Im Rahmen der Verhältnismäßigkeitsprüfung war zudem zu Gunsten der Antragsgegnerin zu berücksichtigen, dass die Antragstellerin dann, wenn sie die begehrte Auskunft in vollem Umfang erlangt hätte, umfassenden Einblick in die Einzelheiten der vertragliche Ausgestaltung von Kundenbeziehungen der Antragsgegnerin erlangen würde.

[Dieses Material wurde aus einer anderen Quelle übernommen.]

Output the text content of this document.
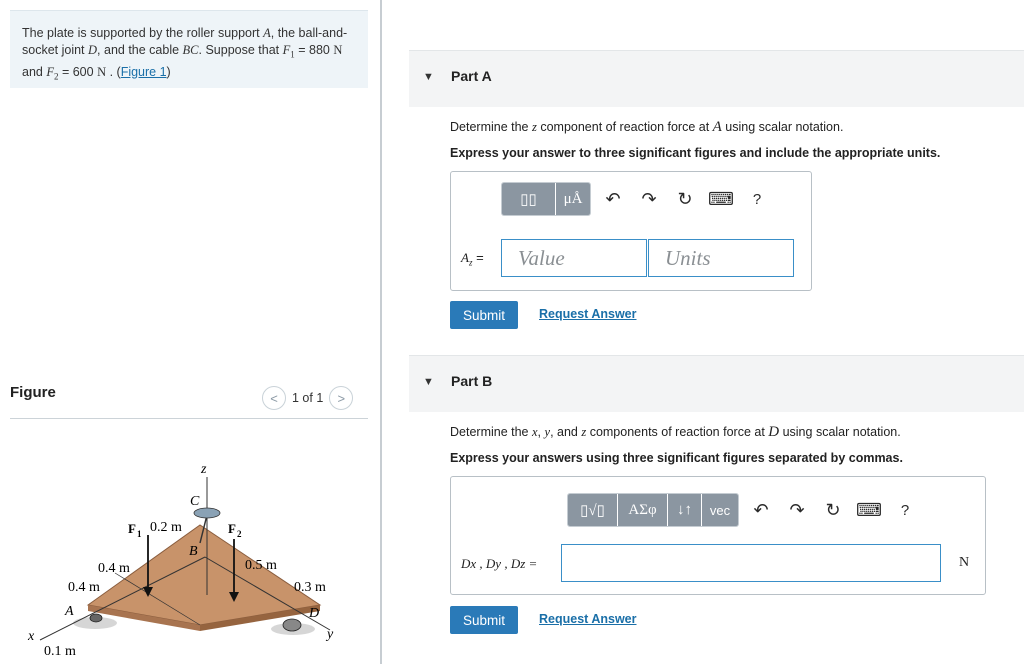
The plate is supported by the roller support A, the ball-and-socket joint D, and the cable BC. Suppose that $F_1 = 880$ N and $F_2 = 600$ N . (Figure 1)
Figure	< 1 of 1 >
z
C
B
D
A
x	y
F 1	F 2
0.2 m
0.4 m
0.4 m
0.5 m
0.3 m
0.1 m
▼ Part A
Determine the z component of reaction force at A using scalar notation.
Express your answer to three significant figures and include the appropriate units.
▯▯ μÅ ↶ ↷ ↻ ⌨ ?
$A_z$ =	Value	Units
Submit	Request Answer
▼ Part B
Determine the x, y, and z components of reaction force at D using scalar notation.
Express your answers using three significant figures separated by commas.
▯√▯ ΑΣφ ↓↑ vec ↶ ↷ ↻ ⌨ ?
Dx , Dy , Dz =	N
Submit	Request Answer
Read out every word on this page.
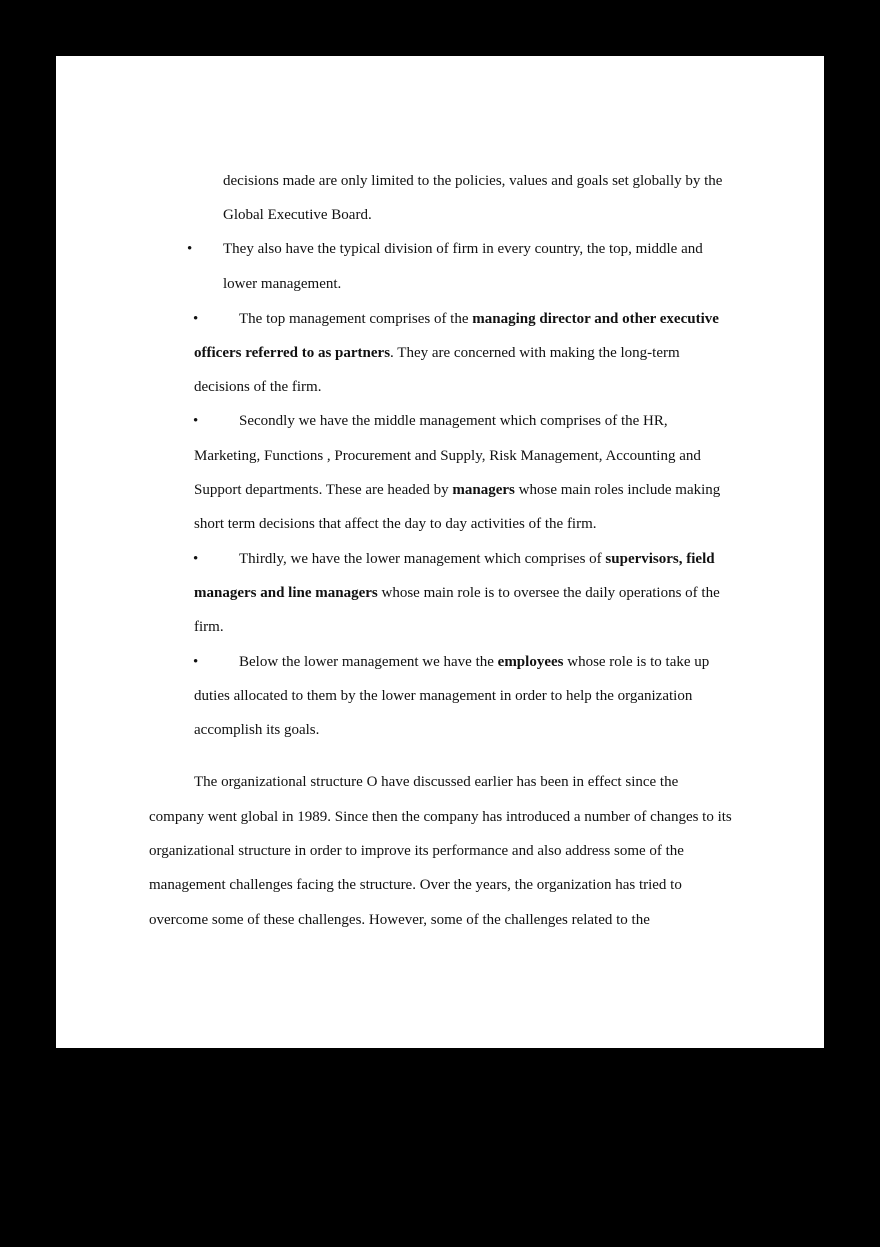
decisions made are only limited to the policies, values and goals set globally by the
Global Executive Board.
• They also have the typical division of firm in every country, the top, middle and
lower management.
•	The top management comprises of the managing director and other executive
officers referred to as partners. They are concerned with making the long-term
decisions of the firm.
•	Secondly we have the middle management which comprises of the HR,
Marketing, Functions , Procurement and Supply, Risk Management, Accounting and
Support departments. These are headed by managers whose main roles include making
short term decisions that affect the day to day activities of the firm.
•	Thirdly, we have the lower management which comprises of supervisors, field
managers and line managers whose main role is to oversee the daily operations of the
firm.
•	Below the lower management we have the employees whose role is to take up
duties allocated to them by the lower management in order to help the organization
accomplish its goals.
The organizational structure O have discussed earlier has been in effect since the
company went global in 1989. Since then the company has introduced a number of changes to its
organizational structure in order to improve its performance and also address some of the
management challenges facing the structure. Over the years, the organization has tried to
overcome some of these challenges. However, some of the challenges related to the
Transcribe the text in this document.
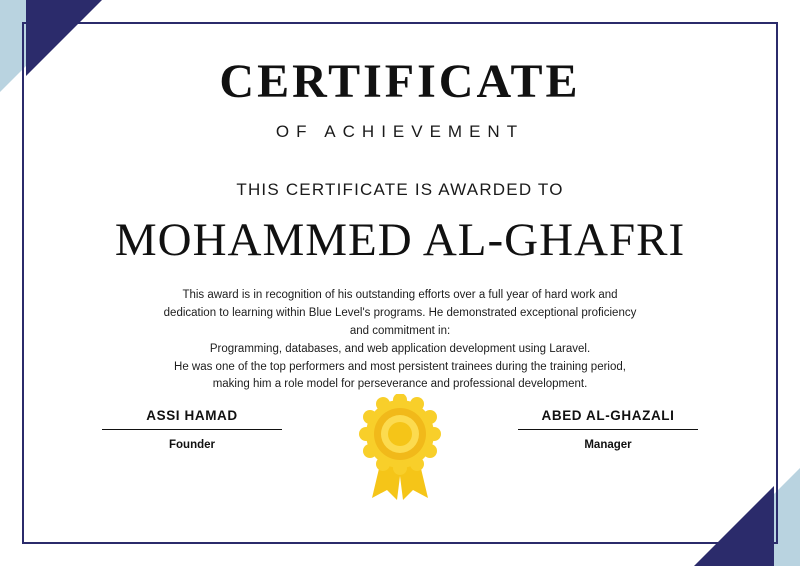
CERTIFICATE
OF ACHIEVEMENT
THIS CERTIFICATE IS AWARDED TO
MOHAMMED AL-GHAFRI

This award is in recognition of his outstanding efforts over a full year of hard work and

dedication to learning within Blue Level's programs. He demonstrated exceptional proficiency

and commitment in:

Programming, databases, and web application development using Laravel.

He was one of the top performers and most persistent trainees during the training period,

making him a role model for perseverance and professional development.

ASSI HAMAD
Founder
ABED AL-GHAZALI
Manager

Derartig weitgehende Einblicke zu gewähren wäre angesichts des unsicheren Rechtsbestands des Verfügungspatents zum derzeitigen Zeitpunkt unverhältnismäßig.

Aus § 242 BGB, dem im Verhältnis zu § 140c PatG allgemeineren Rechtsgedanken von Treu und Glauben, folgt nichts anderes.

Auch der von der Antragstellerin zitierte § 142 ZPO führt zu keinem anderen Ergebnis, denn diese Vorschrift regelt lediglich die prozessuale Durchführung der Vorlageanordnung und setzt das Vorliegen der materiellrechtlichen Voraussetzungen für eine Vorlage voraus.

III.

Die Kostenentscheidung folgt aus § 91 Abs. 1 Satz 1 ZPO.